In [2]:
import time
import csv
import json
from bs4 import BeautifulSoup
from selenium import webdriver
from selenium.webdriver.chrome.options import Options

In [4]:
def scrape_real_estate_data(location):
    base_url = f'https://www.realtor.com/realestateandhomes-search/Maryville_TN/show-newest-listings/sby-6{location}'  # Replace with the actual URL

    # Configure Selenium options
    chrome_options = Options()
    chrome_options.add_argument('--headless')  # Run Chrome in headless mode (no GUI)

    # Set up the Selenium WebDriver
    driver = webdriver.Chrome(options=chrome_options)

    try:
        # Load the webpage
        driver.get(base_url)

        # Wait for dynamic content to load (adjust the sleep time based on website behavior)
        time.sleep(5)

        # Get the page source after dynamic content has loaded
        page_source = driver.page_source

        # Parse the HTML content using BeautifulSoup
        soup = BeautifulSoup(page_source, 'html.parser')

        # Lists to store scraped data
        property_titles = []
        property_prices = []
        property_urls = []

        # Extract information from the HTML
        property_elements = soup.find_all('div', class_='property')  
        
        for property_element in property_elements:
            # Extract Property Title
            title = property_element.find('h2').text.strip()
            property_titles.append(title)

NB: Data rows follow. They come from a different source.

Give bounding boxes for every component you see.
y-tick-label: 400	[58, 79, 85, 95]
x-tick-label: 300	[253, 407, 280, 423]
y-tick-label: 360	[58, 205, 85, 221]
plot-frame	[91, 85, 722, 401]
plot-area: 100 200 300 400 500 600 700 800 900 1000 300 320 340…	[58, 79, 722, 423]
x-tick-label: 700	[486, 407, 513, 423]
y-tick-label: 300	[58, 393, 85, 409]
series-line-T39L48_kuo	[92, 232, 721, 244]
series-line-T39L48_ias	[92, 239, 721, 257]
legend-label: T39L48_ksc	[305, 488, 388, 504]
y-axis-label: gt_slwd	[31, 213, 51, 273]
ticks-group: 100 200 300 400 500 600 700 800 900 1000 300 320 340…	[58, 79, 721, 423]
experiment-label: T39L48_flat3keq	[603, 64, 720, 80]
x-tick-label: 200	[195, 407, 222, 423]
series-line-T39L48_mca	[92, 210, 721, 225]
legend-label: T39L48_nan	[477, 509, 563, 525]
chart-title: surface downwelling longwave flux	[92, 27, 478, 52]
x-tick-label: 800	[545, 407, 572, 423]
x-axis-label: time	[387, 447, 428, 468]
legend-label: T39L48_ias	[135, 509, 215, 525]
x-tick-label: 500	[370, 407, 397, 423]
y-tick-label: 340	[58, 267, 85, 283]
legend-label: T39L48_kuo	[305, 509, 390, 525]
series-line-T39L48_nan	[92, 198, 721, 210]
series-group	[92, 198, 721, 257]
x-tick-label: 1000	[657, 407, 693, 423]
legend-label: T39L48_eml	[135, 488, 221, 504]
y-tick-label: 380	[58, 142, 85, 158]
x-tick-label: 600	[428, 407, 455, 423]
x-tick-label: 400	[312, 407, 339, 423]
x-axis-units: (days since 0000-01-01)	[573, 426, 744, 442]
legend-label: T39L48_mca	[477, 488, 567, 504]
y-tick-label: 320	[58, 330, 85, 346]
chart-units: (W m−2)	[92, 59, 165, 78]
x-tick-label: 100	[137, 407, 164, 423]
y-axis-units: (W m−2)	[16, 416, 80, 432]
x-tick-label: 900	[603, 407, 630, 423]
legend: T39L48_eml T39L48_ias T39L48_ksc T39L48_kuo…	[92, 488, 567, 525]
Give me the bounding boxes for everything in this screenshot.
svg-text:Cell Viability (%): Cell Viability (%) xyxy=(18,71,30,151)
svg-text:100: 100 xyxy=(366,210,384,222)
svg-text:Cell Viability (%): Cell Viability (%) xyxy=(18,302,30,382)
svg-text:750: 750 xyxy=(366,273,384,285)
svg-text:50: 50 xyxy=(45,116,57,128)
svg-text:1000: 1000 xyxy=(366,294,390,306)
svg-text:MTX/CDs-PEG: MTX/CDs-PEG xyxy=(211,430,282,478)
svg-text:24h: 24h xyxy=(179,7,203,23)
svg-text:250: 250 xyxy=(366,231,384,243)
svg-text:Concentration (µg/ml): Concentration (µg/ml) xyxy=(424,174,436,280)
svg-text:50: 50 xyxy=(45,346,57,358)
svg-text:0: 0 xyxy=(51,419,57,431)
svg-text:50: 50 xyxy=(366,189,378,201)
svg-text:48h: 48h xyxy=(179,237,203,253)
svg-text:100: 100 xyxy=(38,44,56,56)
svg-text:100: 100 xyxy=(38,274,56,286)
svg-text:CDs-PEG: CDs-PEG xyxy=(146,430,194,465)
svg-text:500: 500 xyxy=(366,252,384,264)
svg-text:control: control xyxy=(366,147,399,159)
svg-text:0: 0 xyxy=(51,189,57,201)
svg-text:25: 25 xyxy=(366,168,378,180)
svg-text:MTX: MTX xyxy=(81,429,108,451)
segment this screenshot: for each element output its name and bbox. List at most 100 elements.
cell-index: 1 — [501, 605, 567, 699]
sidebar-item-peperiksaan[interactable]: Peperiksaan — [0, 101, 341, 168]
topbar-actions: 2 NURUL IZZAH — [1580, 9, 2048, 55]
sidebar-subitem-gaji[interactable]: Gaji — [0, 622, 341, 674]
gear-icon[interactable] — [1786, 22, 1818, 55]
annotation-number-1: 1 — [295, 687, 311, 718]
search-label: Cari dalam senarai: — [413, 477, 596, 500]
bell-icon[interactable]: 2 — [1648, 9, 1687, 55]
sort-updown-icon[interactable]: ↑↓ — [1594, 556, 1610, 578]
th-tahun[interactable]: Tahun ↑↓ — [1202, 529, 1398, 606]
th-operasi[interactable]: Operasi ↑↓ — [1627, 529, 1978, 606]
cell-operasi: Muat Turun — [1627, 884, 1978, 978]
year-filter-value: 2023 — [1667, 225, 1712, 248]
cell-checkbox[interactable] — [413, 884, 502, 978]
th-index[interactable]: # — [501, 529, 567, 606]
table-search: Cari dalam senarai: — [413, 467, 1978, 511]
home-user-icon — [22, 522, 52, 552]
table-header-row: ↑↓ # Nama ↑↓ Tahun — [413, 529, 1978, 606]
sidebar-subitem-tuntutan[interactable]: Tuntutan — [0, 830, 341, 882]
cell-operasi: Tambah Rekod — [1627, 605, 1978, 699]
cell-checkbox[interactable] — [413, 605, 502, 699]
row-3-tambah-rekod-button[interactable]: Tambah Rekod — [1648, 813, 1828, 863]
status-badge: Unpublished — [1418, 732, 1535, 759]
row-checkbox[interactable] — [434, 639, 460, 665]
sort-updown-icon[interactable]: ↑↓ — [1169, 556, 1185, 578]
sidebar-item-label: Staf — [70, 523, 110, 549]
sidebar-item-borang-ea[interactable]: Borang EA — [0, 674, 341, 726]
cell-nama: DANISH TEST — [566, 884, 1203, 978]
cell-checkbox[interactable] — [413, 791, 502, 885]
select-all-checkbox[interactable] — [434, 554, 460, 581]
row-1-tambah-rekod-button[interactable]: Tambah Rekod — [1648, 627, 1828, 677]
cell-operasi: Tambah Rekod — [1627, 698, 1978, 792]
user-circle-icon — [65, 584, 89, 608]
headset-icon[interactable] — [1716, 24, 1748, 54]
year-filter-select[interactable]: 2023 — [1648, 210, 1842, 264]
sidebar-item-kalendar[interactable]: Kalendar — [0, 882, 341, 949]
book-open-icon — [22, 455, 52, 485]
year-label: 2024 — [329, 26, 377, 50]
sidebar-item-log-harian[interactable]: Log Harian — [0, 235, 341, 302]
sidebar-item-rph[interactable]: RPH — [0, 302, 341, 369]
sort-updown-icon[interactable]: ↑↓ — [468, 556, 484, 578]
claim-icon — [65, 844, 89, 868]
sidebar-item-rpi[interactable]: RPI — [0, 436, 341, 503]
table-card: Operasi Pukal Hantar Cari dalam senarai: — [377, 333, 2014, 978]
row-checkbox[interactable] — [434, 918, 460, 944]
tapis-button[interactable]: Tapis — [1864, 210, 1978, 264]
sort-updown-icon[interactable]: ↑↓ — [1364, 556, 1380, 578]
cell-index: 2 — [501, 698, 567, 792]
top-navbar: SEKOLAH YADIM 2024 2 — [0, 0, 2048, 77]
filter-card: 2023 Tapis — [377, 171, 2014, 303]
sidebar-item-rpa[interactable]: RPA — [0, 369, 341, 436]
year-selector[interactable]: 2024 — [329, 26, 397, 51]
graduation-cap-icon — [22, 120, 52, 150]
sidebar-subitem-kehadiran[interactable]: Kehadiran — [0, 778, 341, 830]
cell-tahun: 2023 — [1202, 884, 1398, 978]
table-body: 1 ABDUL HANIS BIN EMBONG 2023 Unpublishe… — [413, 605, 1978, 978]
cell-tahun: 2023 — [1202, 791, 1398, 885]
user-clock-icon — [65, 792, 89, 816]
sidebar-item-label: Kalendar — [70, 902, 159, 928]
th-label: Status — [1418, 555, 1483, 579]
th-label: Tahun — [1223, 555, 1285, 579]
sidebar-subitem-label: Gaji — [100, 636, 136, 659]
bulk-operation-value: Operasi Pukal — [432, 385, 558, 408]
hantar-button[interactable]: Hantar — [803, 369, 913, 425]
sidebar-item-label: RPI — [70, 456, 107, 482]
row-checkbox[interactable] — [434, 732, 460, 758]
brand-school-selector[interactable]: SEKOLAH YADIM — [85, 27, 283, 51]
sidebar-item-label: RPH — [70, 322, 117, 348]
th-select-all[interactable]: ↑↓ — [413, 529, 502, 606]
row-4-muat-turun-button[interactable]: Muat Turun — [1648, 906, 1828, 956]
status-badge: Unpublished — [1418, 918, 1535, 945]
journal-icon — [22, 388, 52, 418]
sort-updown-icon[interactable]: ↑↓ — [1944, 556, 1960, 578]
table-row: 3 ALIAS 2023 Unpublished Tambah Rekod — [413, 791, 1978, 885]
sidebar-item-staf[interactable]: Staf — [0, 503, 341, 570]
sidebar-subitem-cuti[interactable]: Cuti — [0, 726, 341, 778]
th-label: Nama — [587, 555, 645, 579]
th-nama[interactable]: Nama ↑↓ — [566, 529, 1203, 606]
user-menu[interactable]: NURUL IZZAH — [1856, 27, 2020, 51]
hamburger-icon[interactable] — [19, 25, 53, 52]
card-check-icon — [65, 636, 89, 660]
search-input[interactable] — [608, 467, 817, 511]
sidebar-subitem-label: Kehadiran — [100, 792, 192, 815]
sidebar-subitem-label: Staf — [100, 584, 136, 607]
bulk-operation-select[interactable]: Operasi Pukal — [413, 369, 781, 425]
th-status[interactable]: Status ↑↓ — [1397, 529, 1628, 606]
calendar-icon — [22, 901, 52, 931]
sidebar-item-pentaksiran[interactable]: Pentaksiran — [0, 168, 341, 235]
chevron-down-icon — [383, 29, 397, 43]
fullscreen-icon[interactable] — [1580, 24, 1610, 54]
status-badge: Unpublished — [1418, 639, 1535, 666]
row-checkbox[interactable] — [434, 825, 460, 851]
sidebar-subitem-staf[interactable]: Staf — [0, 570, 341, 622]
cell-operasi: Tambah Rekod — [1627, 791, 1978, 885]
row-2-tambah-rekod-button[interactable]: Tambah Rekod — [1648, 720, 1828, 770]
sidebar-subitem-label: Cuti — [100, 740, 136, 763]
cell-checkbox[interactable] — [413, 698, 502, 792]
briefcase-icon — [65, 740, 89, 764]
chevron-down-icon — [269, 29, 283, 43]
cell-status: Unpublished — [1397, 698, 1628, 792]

            # Extract Property Price
            price = property_element.find('span', class_='price').text.strip()
            property_prices.append(price)

            # Extract Property URL
            url = property_element.find('a')['href']
            property_urls.append(url)

        # Store the scraped data in a well-structured format (CSV or JSON)
        data = list(zip(property_titles, property_prices, property_urls))

        # Save to CSV
        with open('real_estate_data.csv', 'w', newline='', encoding='utf-8') as csv_file:
            csv_writer = csv.writer(csv_file)
            csv_writer.writerow(['Property Title', 'Property Price', 'Property URL'])
            csv_writer.writerows(data)

        # Save to JSON
        with open('real_estate_data.json', 'w', encoding='utf-8') as json_file:
            json.dump(data, json_file, ensure_ascii=False, indent=2)

        print("Scraping completed successfully.")
    except Exception as e:
        print(f"Error: {e}")
    finally:
        # Close the WebDriver
        driver.quit()

scrape_real_estate_data('Maryville, TN')


Scraping completed successfully.